If S.55 is signed into law by Gov. Phil Scott, Goens and other gun-rights advocates say it will likely be challenged in court. Ten states have laws restricting magazine capacity, and numerous lawsuits have been launched to strike down those laws.
“Ultimately you are going to have a lot of lower courts in disagreement,” he said.
But in higher court rulings, recent decisions have trended in favor of Second Amendment gun rights. In New York, a seven-round limit was overturned at a federal court in Buffalo. The limit reverted back to the previous standard of 10 rounds.
Goens reminded that if S.55 becomes law, Vermonters can buy standard-capacity magazines out of state and bring them back to Vermont. The accessories have no serial numbers or dates, and can’t be checked for violations.
“I’m not sure they have the resources to [investigate magazine violations],” he said. “When you take something that’s a legal product currently and you ban it overnight, you turn people into criminals with the stroke of a pen.”
Women’s firearms instructor Lawerence Hamel, who conducts training around Hardwick, Vt., echoed some of the points made by Goens.
“What is important about the magazine capacity and the ability to own high-capacity magazines? The whole Second Amendment was written to protect us from the government as well as us protecting the government from a foreign invader,” Hamel said.
He referenced a quote often attributed to Japanese World War II naval commander Isoroku Yamamoto concerning why the Japanese military never attempted a mainland invasion of the United States.
“You cannot invade the mainland United States,” Yamamoto said. “There would be a rifle behind every blade of grass.”
Hamel asserted that’s why we need to have standard-capacity magazines capable of holding more than 10 bullets.
“It’s not for deer hunting. … We are willing to lay down our lives in protection of our country. It’s like that saying, ‘Love your country, fear your government.’”
He noted that law enforcement has expressed opposition to the new gun laws, especially the magazine limits. While much of their reasoning has related to the difficulty of enforcement, Hamel said another issue is that these often-undermanned departments look to armed civilians for backup.

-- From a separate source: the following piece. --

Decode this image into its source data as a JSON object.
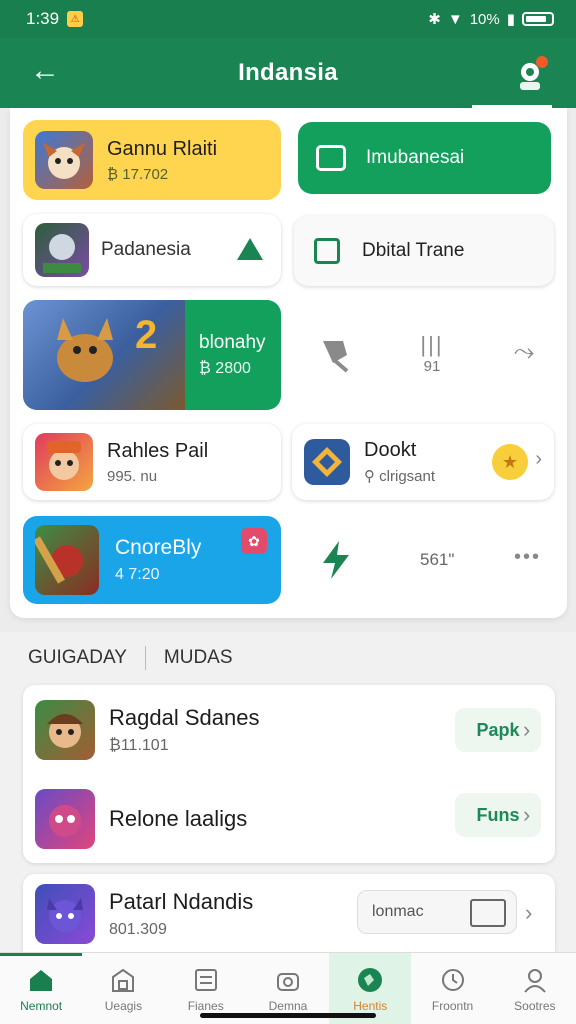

“I mean look at the Hardwick police — how many times have you seen them on patrol by themselves?” he said. “If something were to happen to them, who’s their backup? We are.”
Following passage of S.55 last week,Texas-based Magpul Industries and the editors of Recoil Magazine delivered 1,200 30-round rifle magazines to Vermonters free of charge as part of an operation dubbed “Green Mountain Airlift.”
“They’ve got a wholesale value of $10 a piece, so that’s $12,000 worth of magazines that they gave away,” Hamel said.
He noted that magazine manufacturers did the similar giveaways after the Clinton administration pushed for magazine limits back in the 1990s.
“There were tens of millions of them,” he said. “And there are probably tens of millions of these magazines in the state of Vermont now.”